Vermont Senator Bernie Sanders is standing by his decision to speak out against a proposed moratorium on ridgeline wind development.
Sanders believes that immediate and drastic action is needed to combat global climate change.
"We have got to move as rapidly as we can to transform our energy system away from fossil fuel," Sanders emphasized, "into energy efficiency and into sustainable energies, including wind, solar, geothermal, biomass. But not excluding wind!" He’s planning to introduce a bill in Congress this spring that he says will be the most sweeping legislation to date to address the issue.
Speaking on VPR’s Vermont Edition, Sanders doubled down on his opposition to the moratorium under consideration at the Statehouse. He said that while it wasn’t his place to get involved in state issues like permitting or siting, a decision to ban new projects would have such far reaching implications, he had to speak out.
"Absolutely!" he said. "Vermont is not isolated from the planet."
Despite the fact that Vermont ranks near the bottom in terms of greenhouse gas emissions per capita in the country, Sanders believes it would send the wrong message to declare a moratorium.
"If we’re saying, ‘Hey, we’re just a small state. We don’t contribute so much in terms of greenhouse gas emissions, we don’t have to pay attention to that,’ I think that is going to send a very bad signal to New York, to New Hampshire, to the rest of the country. Why should we do it?"
Noreen Hession, of Newark, believes we should do it to protect Vermont’s natural resources.
"I know-we know-global warming is upon us and it’s the issue of our lives," Hession said to Senator Sanders on the call-in program. "But we don’t believe that it’s necessary to destroy our ridgelines in order to save our ridgelines!"

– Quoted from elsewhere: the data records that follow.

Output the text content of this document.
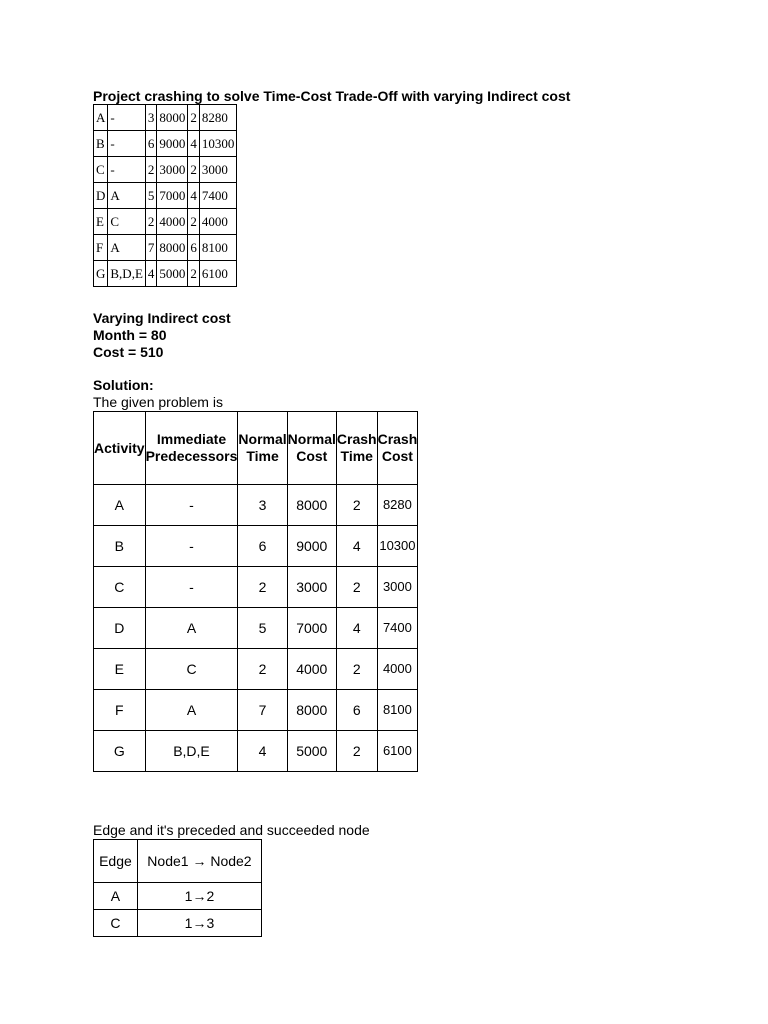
Project crashing to solve Time-Cost Trade-Off with varying Indirect cost
A	-	3	8000	2	8280
B	-	6	9000	4	10300
C	-	2	3000	2	3000
D	A	5	7000	4	7400
E	C	2	4000	2	4000
F	A	7	8000	6	8100
G	B,D,E	4	5000	2	6100
Varying Indirect cost
Month = 80
Cost = 510
Solution:
The given problem is
Activity	Immediate Predecessors	Normal Time	Normal Cost	Crash Time	Crash Cost
A	-	3	8000	2	8280
B	-	6	9000	4	10300
C	-	2	3000	2	3000
D	A	5	7000	4	7400
E	C	2	4000	2	4000
F	A	7	8000	6	8100
G	B,D,E	4	5000	2	6100
Edge and it's preceded and succeeded node
Edge	Node1 → Node2
A	1→2
C	1→3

Hession’s is concerned about blasting mountaintop ridgelines to put in wind turbines. She’s concerned about what might be minimal generation. And she believes it’s money, not environmentalism, driving developments.
"People in the Kingdom are feeling abandoned by Senator Sanders," she says. "Because usually he’s the person who protects the little guys and in this particular instance it’s tiny little towns in the Northeast Kingdom, the poorest part of Vermont, who are fighting multinational corporations and fighting investors who’ll get rich destroying our ridgelines."
But Sanders says Vermont has to consider the wider implications of its laws.
"If Vermont were to pass that moratorium, these guys who have endless amounts of money, fossil fuel industry, would be advertising to say, ‘Even in the state of Vermont – and you thought Vermont was an environmentally conscious state – even they want to go slow on renewable energy.’"
The moratorium has yet to be debated by the Legislature and its fate is uncertain.